The arrangement has its roots in the immediate aftermath of the 1967 war, when Israel unilaterally relinquished administrative control over the Temple Mount to an Islamic Wakf, under Jordanian custodianship (hundreds of people demonstrated in Amman this weekend against Israel’s closure of the site). Since then, Jews have had very limited access to their holiest place—where the two biblical Temples are said to have stood some 2,000 years ago—and are barred entirely from performing any religious rituals, even moving their lips in a manner that could be construed as prayer.

This reality, coupled with the frequency of violent outbursts atop the mount, has led to a growing chorus of calls by the Israeli right-wing for the “status quo” to be changed. After the latest attack, Education Minister Naftali Bennett called for “a thorough and new consideration of the current Israeli policy on the Mount,” whereas Culture Minister Miri Regev said the complex should be open to all, without time or area limits.

Perhaps the most vocal proponent of unrestricted access to the site is Israeli parliamentarian Yehudah Glick, one of the chairs of The Knesset Caucus for the Temple Mount. In October 2014, he barely survived an assassination attempt, shot multiple times by an assailant who accused him of being “an enemy of al-Aqsa.”

Glick reaffirmed to The Media Line his opposition to the “status quo” because, he says, it discriminates against Jews. “This must change,” he stressed, explaining that he works to achieve this goal by increasing the number of Jewish and Christian visitors to the site. In this way, Glick believes a critical mass will eventually be reached that will leave no choice but to alter the situation.

Then, in his view, the Temple Mount will become a place of “dialogue, unity and a world center for peace.”

In the interim, according to archaeologist Dr. Gaby Barkay, co-director of The Temple Mount Sifting Project, the violence will likely continue; as a manifestation of what he calls “cultural terror.” With respect to the Waqf in particular, Barkay tells The Media Line that “the body has already irreversibly changed the nature of the Temple Mount…by deliberately destroying relics at the site, barbarically and with bulldozers.” He considers this distortion of the historical record as part of a “general phenomenon” across the globe, citing the Taliban’s blowing up in 2000 of Buddhist statues in Afghanistan, and, more recently, the demolition of artifacts by the Islamic State in Palmyra, Syria.

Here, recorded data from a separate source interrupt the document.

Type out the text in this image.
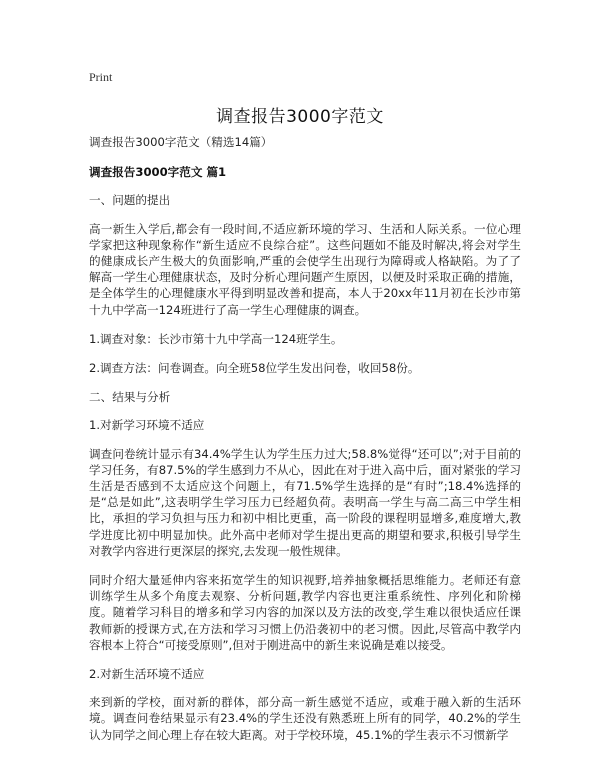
Print
调查报告3000字范文

调查报告3000字范文（精选14篇）

调查报告3000字范文 篇1
一、问题的提出

高一新生入学后,都会有一段时间,不适应新环境的学习、生活和人际关系。一位心理学家把这种现象称作“新生适应不良综合症”。这些问题如不能及时解决,将会对学生的健康成长产生极大的负面影响,严重的会使学生出现行为障碍或人格缺陷。为了了解高一学生心理健康状态，及时分析心理问题产生原因，以便及时采取正确的措施，是全体学生的心理健康水平得到明显改善和提高，本人于20xx年11月初在长沙市第十九中学高一124班进行了高一学生心理健康的调查。

1.调查对象：长沙市第十九中学高一124班学生。

2.调查方法：问卷调查。向全班58位学生发出问卷，收回58份。

二、结果与分析
1.对新学习环境不适应

调查问卷统计显示有34.4%学生认为学生压力过大;58.8%觉得“还可以”;对于目前的学习任务，有87.5%的学生感到力不从心，因此在对于进入高中后，面对紧张的学习生活是否感到不太适应这个问题上，有71.5%学生选择的是“有时”;18.4%选择的是“总是如此”,这表明学生学习压力已经超负荷。表明高一学生与高二高三中学生相比，承担的学习负担与压力和初中相比更重，高一阶段的课程明显增多,难度增大,教学进度比初中明显加快。此外高中老师对学生提出更高的期望和要求,积极引导学生对教学内容进行更深层的探究,去发现一般性规律。

同时介绍大量延伸内容来拓宽学生的知识视野,培养抽象概括思维能力。老师还有意训练学生从多个角度去观察、分析问题,教学内容也更注重系统性、序列化和阶梯度。随着学习科目的增多和学习内容的加深以及方法的改变,学生难以很快适应任课教师新的授课方式,在方法和学习习惯上仍沿袭初中的老习惯。因此,尽管高中教学内容根本上符合“可接受原则”,但对于刚进高中的新生来说确是难以接受。

2.对新生活环境不适应

来到新的学校，面对新的群体，部分高一新生感觉不适应，或难于融入新的生活环境。调查问卷结果显示有23.4%的学生还没有熟悉班上所有的同学，40.2%的学生认为同学之间心理上存在较大距离。对于学校环境，45.1%的学生表示不习惯新学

Barkay contends this trend applies equally to the Palestinians, who he claims have waged a concerted campaign to “deny all Jewish links to holy sites.”

In this respect, two weeks ago, UNESCO, the United Nations’ cultural organization, declared the ancient core of Hebron—where Abraham roamed some 4,000 years ago—as an endangered Palestinian World Heritage site. The city’s Cave of the Patriarchs, the resting place of Judaism’s forefathers and the religion’s second holiest site, was previously renamed by the PA the Ibrahimi mosque. Joseph’s tomb, located in the West Bank near Nablus, has repeatedly been defiled since the city was transferred to the PA’s jurisdiction in accordance with the Oslo agreements.

At hand, then, is a confrontation which, evidently, has become a major point of contention within Israel’s already fragmented society, and between the Jewish state and Muslim World, generally. It is a battle between peoples harboring conflicting beliefs and ideas, a war of competing narratives which both claim titleship over the heart and soul of Jerusalem.

And, to date, neither side appears ready, willing or able to concede one holy inch.